Jelang Rilis Data NPI, IHSG Berpotensi Lanjutkan Pelemahan

Bareksa • 08 Feb 2019

an image
Logo of Bank Indonesia is seen at a Bank Indonesia building in Jakarta. REUTERS/Garry Lotulung

Defisit neraca dagang berpotensi di atas 3 persen terhadap PDB

Bareksa.com - Mengawali perdagangan dengan dibuka positif, Indeks Harga Saham Gabungan (IHSG) pada perdagangan kemarin harus mengakhiri perdagangan dengan koreksi tipis yakni sebesar 0,17 persen ke level 6.536. Pada pagi ini, Jumat, 8 Februari 2019 pukul 09.40 WIB, IHSG melemah 0,26 persen di level 6.519.

IHSG mampu menguat pada awal perdagangan karena masih terpengaruh sentimen positif data pertumbuhan ekonomi Indonesia tahun lalu yang tumbuh 5,17 persen. Angka PDB tersebut lebih baik dari konsensus pasar 5,15 persen.

Sektor pertanian (-0,93 persen) dan industri dasar dan kimia (-0,84 persen) mendorong pelemahan IHSG. IHSG melemah menyusul rilis data cadangan devisa Indonesia yang turun US$600 juta menjadi US$120,1 miliar pada Januari 2019, dari US$120,7 miliar pada akhir Desember 2018.

IHSG melemah di tengah fluktuasi Bursa Saham Asia seiring investor menantikan pertemuan pembicaraan tarif AS - China pada pekan depan.

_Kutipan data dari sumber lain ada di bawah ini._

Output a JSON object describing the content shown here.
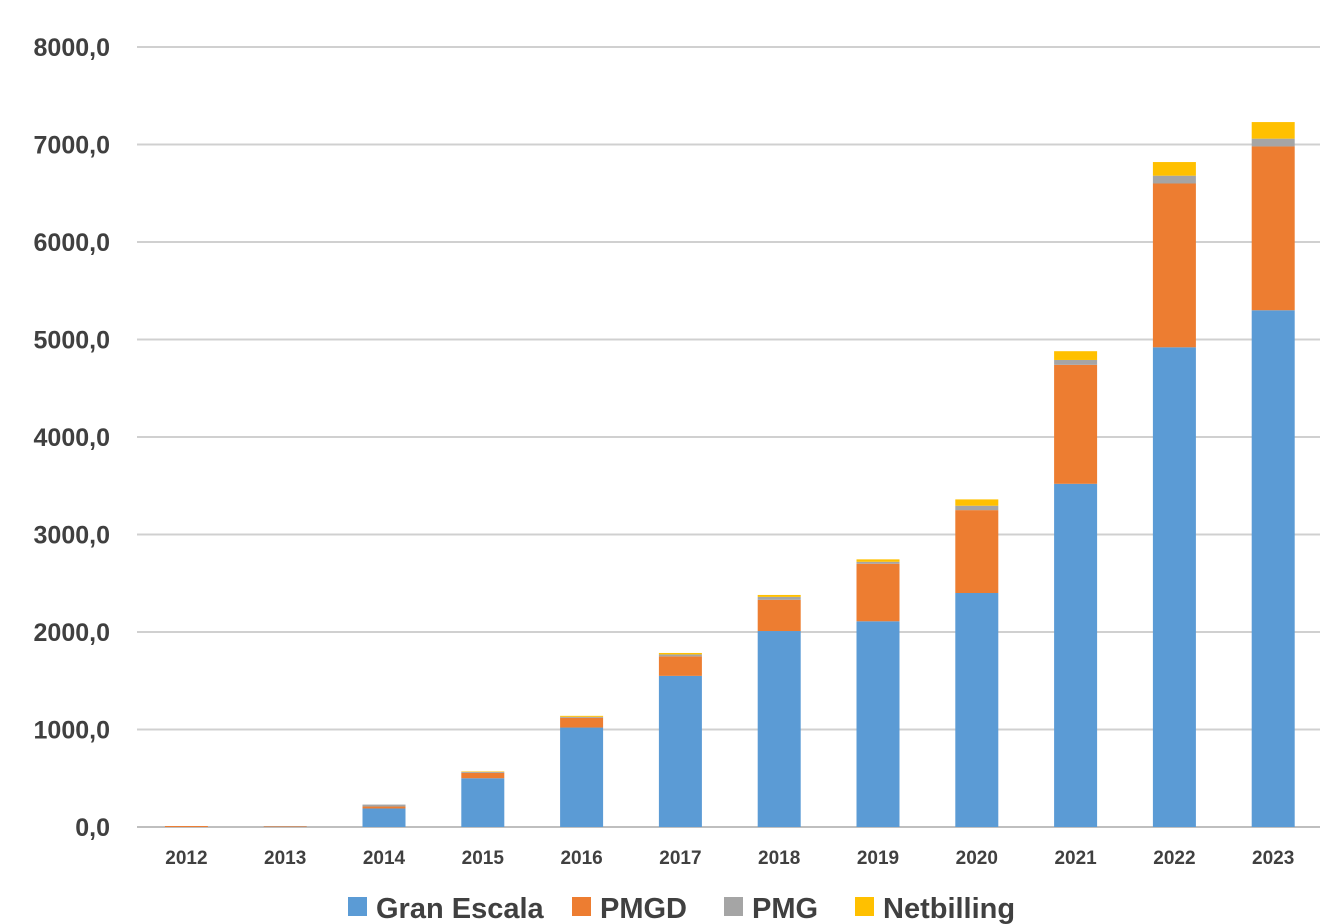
{
  "chart_data": {
    "type": "bar",
    "stacked": true,
    "title": "",
    "xlabel": "",
    "ylabel": "",
    "ylim": [
      0,
      8000
    ],
    "y_ticks": [
      "0,0",
      "1000,0",
      "2000,0",
      "3000,0",
      "4000,0",
      "5000,0",
      "6000,0",
      "7000,0",
      "8000,0"
    ],
    "y_tick_values": [
      0,
      1000,
      2000,
      3000,
      4000,
      5000,
      6000,
      7000,
      8000
    ],
    "grid": true,
    "legend_position": "bottom",
    "categories": [
      "2012",
      "2013",
      "2014",
      "2015",
      "2016",
      "2017",
      "2018",
      "2019",
      "2020",
      "2021",
      "2022",
      "2023"
    ],
    "series": [
      {
        "name": "Gran Escala",
        "color": "#5B9BD5",
        "values": [
          0,
          0,
          190,
          500,
          1020,
          1550,
          2010,
          2110,
          2400,
          3520,
          4920,
          5300
        ]
      },
      {
        "name": "PMGD",
        "color": "#ED7D31",
        "values": [
          10,
          5,
          20,
          55,
          100,
          200,
          320,
          590,
          850,
          1220,
          1680,
          1680
        ]
      },
      {
        "name": "PMG",
        "color": "#A5A5A5",
        "values": [
          0,
          5,
          20,
          10,
          10,
          20,
          30,
          20,
          45,
          50,
          80,
          80
        ]
      },
      {
        "name": "Netbilling",
        "color": "#FFC000",
        "values": [
          0,
          0,
          0,
          5,
          10,
          15,
          20,
          25,
          65,
          90,
          140,
          170
        ]
      }
    ]
  }
}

Asing mencatatkan net buy Rp327.83 miliar.

Sedangkan di Amerika Serikat, Indeks Dow Jones Industrial Average (-0.87%), Indeks S&P 500 (-0.94%) dan Nasdaq Composite (-1.18%) masing-masing mencatatkan pelemahan.

Bursa saham Wall Street melemah di tengah kekhawatiran AS dan China tidak akan dapat mencapai kesepakatan perdagangan dengan sisa waktu kurang dari satu bulan.

Hal ini juga menambah kekhawatiran mengenai perlambatan pertumbuhan global. Perkiraan kinerja keuangan yang mengecewakan dari beberapa perusahaan AS, termasuk Twitter Inc, juga membuat investor menahan posisi.

Secara pergerakan, IHSG berpotensi bergerak antara 6.475 hingga 6.550. Pelaku pasar patut mencermati rilis data neraca pembayaran indonesia (NPI) dan penjualan eceran (retail sales) yang rencananya akan diumumkan Bank Indonesia (BI) atau BPS pada hari ini.

Defisit Neraca Pembayaran Berpotensi Melampaui 3 Persen Terhadap PDB

Secara umum para pelaku pasar sudah siap akan rilisnya data neraca pembayaran yang diperkirakan mempunyai defisit lebih buruk dibanding tahun 2017.

Historical CAD to GDP 2009 – 2017

Sumber : Tradingeconomics.com

Current Account Deficit (CAD) di kuartal terakhir di bulan Oktober, November, dan Desember 2018 sedikit memberikan gambaran akan data yang akan dirilis hari ini.

Data Neraca Dagang Sepanjang 2018 (US$ Juta)

Sumber : Tradingeconomics.com

Current Account Deficit (CAD) di kuartal terakhir di bulan Oktober, November, dan Desember 2018 masing-masing mencatatkan defisit sebesar US$1,77 miliar, US$1,99 miliar, dan US$1,1 miliar.

Menurut analisis Bareksa, defisit CAD di kuartal IV 2018 berada di kisaran -3,0 s/d -3,1 persen terhadap GDP secara year on year.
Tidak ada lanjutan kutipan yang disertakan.